琳琅站起身来,伸出一只手,笑眯眯抚平他领带的皱痕。
“为了防止老师说假话,还劳烦你亲自跑一趟了。”伯特低头看着抚在自己心口的手,柔若无骨的姿态,可这人,却如同罂粟花,沾不得,惹不得。

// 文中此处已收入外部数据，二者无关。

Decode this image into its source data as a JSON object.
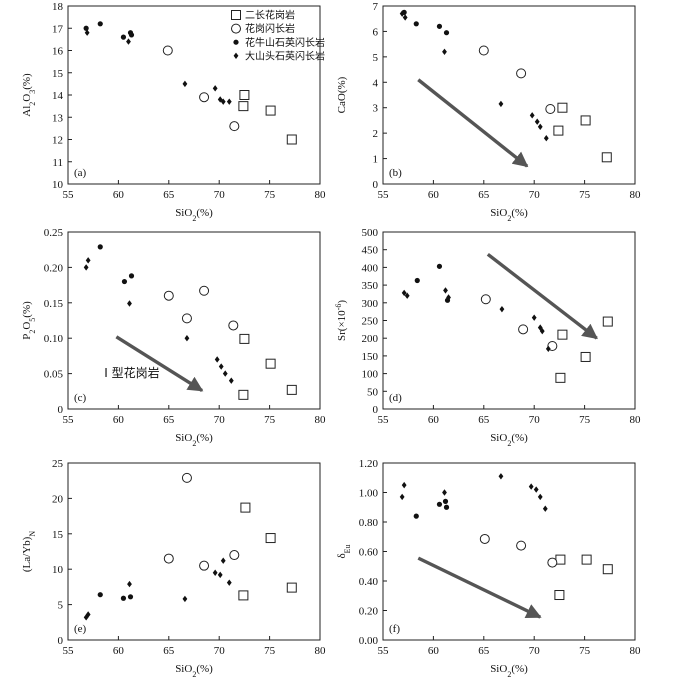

他后退一步,不着痕迹脱离了琳琅的触碰,还是秦慧心那样热情直率的比较符合他的择偶标准。琳琅也不在意,慢悠悠收回了手,“老师,请吧。”
伯特将琳琅带到了一处码头。
一艘远洋油轮靠着岸边,离出发的时间还剩不到三十分钟。天边是铅灰色的云,嵌着一块块橘红色的宝石,像极了油画里的离别场景。
码头形成了一个小型的世界,来往的人群身份各异。西装革履的商人一边走路,时不时看着怀表,脸上的焦灼之色显而易见。一群富家太太穿金戴银,笑说着近来的风尚,与摇着折扇的寒酸文人擦肩而过。活泼朝气的女学生留着齐肩短发,正同国内的女伴们依依惜别。